Importers and exporters are often left without recourse to challenge container demurrage bills incured by shipping lines through no fault of their own. However, recent developments in London have raised som issues to take note of.

Container demurrage is often viewed as a contractural penalty charged by shipping lines where generally speaking, the re-delivery of a container to the shipping line is delayed.

This includes instances where containers are damaged and awaiting repairs. Demurrage is raised so that a shipping line does not have to prove the ctual damages it suffers when a container is effectively out of circulation.

Demurrage is usually charged to the party most closely related to the bill of lading: the named cosignee or importer under the bill of lading.

In the recent decision of MSC v Cottenex Anstalt [2015], demurrage was claimed by MSC (carrier) against Lichtenstein Ansalt (shipper) for approximately USD 900,000.00 (R11.16 mil) for thirty-five containers over a period of three and a half years.

The containers were exported from the UAE and were discharged at the port of Chittagong, Bangladesh. The cargo carried in the containers was sold to a cotton company in Bangladesh but was never collected. On the date this case was heard, the cargo remained packaged in the containers detained at the port.

The main issue was whether the shipper was liable to pay the carrier demurrage for each day that the containers remained unavailable because [they] were still being used to hold cargo.

The court held that the carrier was entitled to claim demurrage for the containers but only for some three months after the date of discharge of the last of the containers.

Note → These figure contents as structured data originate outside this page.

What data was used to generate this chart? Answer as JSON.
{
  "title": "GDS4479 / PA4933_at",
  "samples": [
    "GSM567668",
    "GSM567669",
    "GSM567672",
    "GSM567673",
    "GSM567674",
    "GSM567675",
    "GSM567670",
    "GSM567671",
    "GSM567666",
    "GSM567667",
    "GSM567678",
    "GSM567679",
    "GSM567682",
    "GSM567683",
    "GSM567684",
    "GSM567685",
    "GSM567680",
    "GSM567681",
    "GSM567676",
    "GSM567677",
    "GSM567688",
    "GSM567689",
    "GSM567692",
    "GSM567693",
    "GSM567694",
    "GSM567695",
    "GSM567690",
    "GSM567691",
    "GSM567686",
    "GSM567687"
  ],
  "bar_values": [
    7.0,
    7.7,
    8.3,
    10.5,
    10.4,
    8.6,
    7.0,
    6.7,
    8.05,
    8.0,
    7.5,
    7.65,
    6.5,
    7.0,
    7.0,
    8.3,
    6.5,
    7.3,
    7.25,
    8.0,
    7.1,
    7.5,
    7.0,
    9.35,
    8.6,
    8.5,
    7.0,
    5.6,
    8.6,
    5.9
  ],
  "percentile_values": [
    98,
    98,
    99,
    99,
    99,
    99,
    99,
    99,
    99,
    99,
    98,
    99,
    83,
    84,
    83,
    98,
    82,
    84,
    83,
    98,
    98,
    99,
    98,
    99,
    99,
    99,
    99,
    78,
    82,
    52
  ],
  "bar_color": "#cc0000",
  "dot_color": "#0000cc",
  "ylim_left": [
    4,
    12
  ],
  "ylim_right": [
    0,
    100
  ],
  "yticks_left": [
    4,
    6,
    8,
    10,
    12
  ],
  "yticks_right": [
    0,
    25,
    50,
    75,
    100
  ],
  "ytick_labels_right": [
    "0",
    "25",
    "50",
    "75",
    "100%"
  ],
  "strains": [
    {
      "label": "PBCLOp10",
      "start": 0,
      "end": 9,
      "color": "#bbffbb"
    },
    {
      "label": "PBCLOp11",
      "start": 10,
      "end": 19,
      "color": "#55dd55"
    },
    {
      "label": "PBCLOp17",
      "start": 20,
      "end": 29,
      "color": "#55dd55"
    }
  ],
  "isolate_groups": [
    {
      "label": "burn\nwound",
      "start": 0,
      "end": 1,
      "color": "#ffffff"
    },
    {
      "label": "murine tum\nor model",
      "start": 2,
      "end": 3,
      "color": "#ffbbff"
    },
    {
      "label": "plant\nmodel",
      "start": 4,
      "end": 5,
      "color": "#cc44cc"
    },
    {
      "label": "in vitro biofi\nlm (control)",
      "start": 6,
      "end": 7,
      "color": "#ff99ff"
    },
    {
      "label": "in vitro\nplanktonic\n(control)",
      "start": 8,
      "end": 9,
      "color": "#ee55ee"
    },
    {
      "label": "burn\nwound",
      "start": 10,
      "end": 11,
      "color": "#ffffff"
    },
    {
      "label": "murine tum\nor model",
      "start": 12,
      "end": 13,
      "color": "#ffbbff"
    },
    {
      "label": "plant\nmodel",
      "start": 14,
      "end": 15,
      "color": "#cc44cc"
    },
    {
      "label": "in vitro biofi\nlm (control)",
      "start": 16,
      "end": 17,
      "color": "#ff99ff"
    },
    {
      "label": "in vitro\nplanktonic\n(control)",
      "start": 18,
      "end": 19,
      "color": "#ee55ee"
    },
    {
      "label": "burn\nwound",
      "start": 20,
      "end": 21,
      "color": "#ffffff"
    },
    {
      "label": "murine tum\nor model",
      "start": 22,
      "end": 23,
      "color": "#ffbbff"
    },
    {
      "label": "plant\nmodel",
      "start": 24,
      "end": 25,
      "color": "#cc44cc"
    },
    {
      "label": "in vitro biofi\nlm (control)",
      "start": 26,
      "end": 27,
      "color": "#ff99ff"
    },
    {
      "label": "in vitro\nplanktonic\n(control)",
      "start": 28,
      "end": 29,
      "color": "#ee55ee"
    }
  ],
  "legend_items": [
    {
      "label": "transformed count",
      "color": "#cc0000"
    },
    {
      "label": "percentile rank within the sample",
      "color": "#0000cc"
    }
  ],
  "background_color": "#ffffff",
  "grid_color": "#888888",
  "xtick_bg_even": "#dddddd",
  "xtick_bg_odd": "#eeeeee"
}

The decision turned primarily on the fact that the court considered the contracts of carriage as at an early end.

A few of the more noteworthy conclusions of the court related to the mitigation of losses by the carrier, demurrage as a liquidated damage and the 'no loss' principle which could prevent a carrier from claiming demurrage where it was not experiencing any economic loss as a result of the detention of the containers.

South African law has been slow to develop on this issue and it remains to be seen how our courts will deal with the historic nature of a demurrage charge, and the extent to which it can be claimed, in light of the South African Conventional Penalties Act. The court can reduce a penalty if it is deemed 'out of proportion' to the act or omission committed in breach of a contact. A further consideration is whether the total demurrage charged exceeds the value of the container.